Gina watched her mother’s eyes drift to the side. “My mom was…all my life, she was pretty much an open book. What is it?” she sort of laughed. “She wore her heart on her sleeve?”
“Guess so. She didn’t really mix feelings, did she?”
“No, we girls always knew immediately when she was mad at one or all of us.” She bit that lip again and examined the tiled floor.
“The woman worked harder after Grandpa got sick than she or anyone else I’ve known has their entire lives.”
“I know what you mean,” Gina said. “Feels like we saw her less and less when I was in high school.”
“Well,” her mom said. “She sure was tricky about everything.”
“What do you mean?”
That small laugh again. “It turns out that…well, you know how she used to tell you stories when you slept over at her house?”
“Do you remember what you talked about after the stories?”
“Well,” Gina said. “I remember she always wanted me to have some…plan. You know? Where am I going to school? When or if I want to marry, travel the world, have kids…that type of stuff?”
“Do you remember any of your answers?”
“Mom, that had to be…” she quickly calulated…over twenty years ago. Even if I could remember it obviously hasn’t come true.” Her eyes went downward. “Kids’ dreams never come true.”
Gina’s eyes were back up and say an old brown leather woman’s pocketbook.
“It was hers. Her attorney says this is what she’s left you.”
“Gee,” she said, biting her lower lip. “I’m so…moved.”
Her mother began to say one thing but switched gears. “Trust me. I’ll be there’s a reason.”
She unsnapped the lone button and withdrew a plane ticket and a handwritten note, signed by the deceased.

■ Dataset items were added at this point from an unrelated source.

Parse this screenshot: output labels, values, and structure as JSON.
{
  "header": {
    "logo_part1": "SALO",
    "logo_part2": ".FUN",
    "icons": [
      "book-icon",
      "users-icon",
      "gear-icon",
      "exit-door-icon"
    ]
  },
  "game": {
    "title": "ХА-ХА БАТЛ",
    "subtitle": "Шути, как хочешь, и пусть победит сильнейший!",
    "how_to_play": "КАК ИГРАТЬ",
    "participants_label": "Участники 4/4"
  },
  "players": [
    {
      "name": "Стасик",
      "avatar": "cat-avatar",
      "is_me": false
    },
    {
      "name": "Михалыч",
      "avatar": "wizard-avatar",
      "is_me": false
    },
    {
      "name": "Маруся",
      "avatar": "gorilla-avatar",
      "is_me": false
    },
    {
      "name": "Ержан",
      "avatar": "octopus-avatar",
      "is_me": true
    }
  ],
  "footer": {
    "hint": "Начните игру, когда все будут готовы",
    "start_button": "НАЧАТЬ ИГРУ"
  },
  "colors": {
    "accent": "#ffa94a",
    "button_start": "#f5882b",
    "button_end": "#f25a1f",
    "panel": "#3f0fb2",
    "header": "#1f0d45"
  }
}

“What’s it say?” her mother asked.
“‘Darling Gina,’” she read. “She hasn’t called me that in years, Mom.”
Her eyes watered. “I know.”
“‘I’ll make this quick because I don’t like to waste time. I’ve left each of you children $25,000 from…well, let’s just say some money I earned over my life. You are hereby ordered to quit that job you told me about a month or so ago and get to Europe. I don’t care how long you stay or if you even come back. The world is too big to stay in one place though.’”
“Well, Gina? Surprised?”
“Nothing that woman surpises me anymore.”